Especialistas dizem que fim do estado de emergência para Covid desestrutura o sistema e é temerário

Epidemiologistas e infectologista ouvidos pelo R7 destacaram que, na última semana, OMS manteve, com base em dados científicos, a classificação de pandemia

Foto: Marcelo Camargo / Agência Brasil

O anúncio feito pelo ministro Marcelo Queiroga, na noite do último domingo, sobre o fim de estado de emergência de saúde pública no Brasil para Covid-19 gera preocupação entre os especialistas em infectologia e saúde pública, já que a decisão é vista como uma ação política e não baseada na ciência.

O infectologista Carlos Fortaleza, professor da Faculdade de Medicina de Botucatu, da Unesp, ressalta que o fim da pandemia não pode ser determinado por decreto. “Não se termina a pandemia por decreto, isso é óbvio. É claro que vai haver um momento que as autoridades de saúde vão dizer que não temos mais critérios epidemiológicos para chamar a situação de pandemia. Mas o Brasil fazer isso antes da OMS (Organização Mundial de Saúde) é temerário”, disse o médico, que também é coordenador do estudo da Fiocruz (Fundação Osvaldo Cruz) sobre os impactos da vacinação em massa em Botucatu, no estado de São Paulo. Para ele, há fins políticos na medida.

Na última quarta-feira, o Comitê de Emergência da OMS (órgão formado por cientistas independentes) recomendou não alterar o nível de alerta em relação à Covid, já que o vírus continua em circulação e a evolução é imprevisível. “O governo federal, neste caso representado pelo Ministério da Saúde, insiste no erro de que cabe a eles decidir se o mundo está em pandemia ou não. Se o Brasil está em pandemia ou não. A OMS se reuniu há uma semana e decidiu, com base nas evidências científicas, que ainda estamos em situação de pandemia”, acrescentou Pedro Hallal, epidemiologista da Universidade Federal de Pelotas.

Para a epidemiologista Ethel Maciel, professora da Universidade Federal do Espírito Santo (Ufes), situação como a vivida atualmente pela China, com o crescimento de casos, é um alerta para o surgimento de novas variantes. “Estamos acompanhando alguns países, principalmente a China, onde o governo está com muita preocupação em relação a Xangai. E isso coloca o mundo em estado de alerta”, explicou.

Hallal concorda que o cenário é positivo por aqui, mas a emergência continua. “A pandemia até está numa tendência positiva no Brasil, mas está muito longe de dizer que ela acabou. É mais uma forçação de barra sem nenhuma evidência científica.”

O infectologista Carlos Fortaleza entende que a decisão do Ministério da Saúde passa uma mensagem de relaxamento que pode levar a mortes que podem ser evitadas, já que vão acontecer surtos espalhados pelo país. “Boa parte vai ser de casos leves, mas uma ou outra pessoa vai ter de se internar, uma ou outra vai morrer. Eu sei que é um número pequeno, mas cada morte prevenível é importante”, alertou o médico.

A Itália, por exemplo, decretou o fim do estado de emergência no dia 31 de março, mas o uso de máscara em ambientes fechados segue até o dia 30 de abril. O país, que chegou a ser o epicentro da pandemia em 2020, contabiliza mais 90% da população acima dos 12 anos com imunização completa contra a Covid-19.
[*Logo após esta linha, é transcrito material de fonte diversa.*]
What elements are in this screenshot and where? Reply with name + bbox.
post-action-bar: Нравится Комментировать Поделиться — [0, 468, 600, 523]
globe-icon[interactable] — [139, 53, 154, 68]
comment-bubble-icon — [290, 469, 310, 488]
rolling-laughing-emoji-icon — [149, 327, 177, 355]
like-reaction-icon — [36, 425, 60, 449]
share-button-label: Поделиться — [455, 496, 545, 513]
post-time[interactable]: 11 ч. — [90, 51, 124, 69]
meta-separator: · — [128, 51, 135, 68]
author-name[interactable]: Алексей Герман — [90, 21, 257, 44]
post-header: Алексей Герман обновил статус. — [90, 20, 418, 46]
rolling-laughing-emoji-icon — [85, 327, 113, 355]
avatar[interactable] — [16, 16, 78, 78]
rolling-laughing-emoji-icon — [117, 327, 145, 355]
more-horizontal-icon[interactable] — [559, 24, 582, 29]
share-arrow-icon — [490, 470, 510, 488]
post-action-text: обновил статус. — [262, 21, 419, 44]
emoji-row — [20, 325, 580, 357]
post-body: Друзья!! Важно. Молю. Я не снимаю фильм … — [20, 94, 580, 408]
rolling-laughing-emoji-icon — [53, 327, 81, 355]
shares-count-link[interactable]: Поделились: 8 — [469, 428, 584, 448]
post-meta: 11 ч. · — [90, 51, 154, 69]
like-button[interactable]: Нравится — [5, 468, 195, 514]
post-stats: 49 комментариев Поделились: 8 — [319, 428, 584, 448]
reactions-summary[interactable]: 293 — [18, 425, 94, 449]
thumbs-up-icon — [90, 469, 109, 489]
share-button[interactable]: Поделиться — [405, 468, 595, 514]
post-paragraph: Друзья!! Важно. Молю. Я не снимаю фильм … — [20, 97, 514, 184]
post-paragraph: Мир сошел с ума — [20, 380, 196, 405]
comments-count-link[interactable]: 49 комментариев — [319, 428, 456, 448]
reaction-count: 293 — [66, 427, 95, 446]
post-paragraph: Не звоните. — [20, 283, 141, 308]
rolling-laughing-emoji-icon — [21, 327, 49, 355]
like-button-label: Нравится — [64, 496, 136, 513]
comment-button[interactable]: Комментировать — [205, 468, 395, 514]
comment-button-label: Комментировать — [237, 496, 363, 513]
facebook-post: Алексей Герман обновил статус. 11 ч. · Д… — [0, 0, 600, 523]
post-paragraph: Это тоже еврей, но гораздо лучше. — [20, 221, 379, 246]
É necessário um período de transição
Para Carla Domingues, epidemiologista que coordenou o Programa Nacional de Imunizações (PNI) do Ministério da Saúde de 2011 a 2019, o anúncio feito sem explicar como vai ser o período de transição só confunde os governos estaduais e municipais.

“Só desestrutura todo o sistema de saúde pública e gera confusão porque os serviços não estão preparados para esse novo olhar. De novo ficamos no vácuo. Fazemos o quê: continuamos fazendo exames, notificamos, quais mecanismos os governos municipais vão usar para pedir leitos de UTI, caso aconteçam os surtos localizados. A doença não está controlada no Brasil e a situação não é a mesma no país inteiro”, enfatizou. De acordo com ela, é direito dos países de decretar o fim da emergência, mas com normatização. “Dessa forma, não dá para entender o que o governo está pensando”, criticou a epidemiologista.

“É preciso também manter uma vigilância funcionando de forma muito planejada para que a gente possa identificar qualquer mudança. Então, as coletas de testes para identificar se há um aumento no número de exames positivos, com vigilância genômica para verificar se há novas variantes surgindo, devem ser mantidas”, adverte Ethel Maciel. “Os serviços não podem ser desmontados, a gente precisa manter um grau de atenção porque ainda estamos em uma pandemia e podemos ter mudanças nos nossos indicadores internos, se alguma nova variante de preocupação surgir”, finaliza a epidemiologista.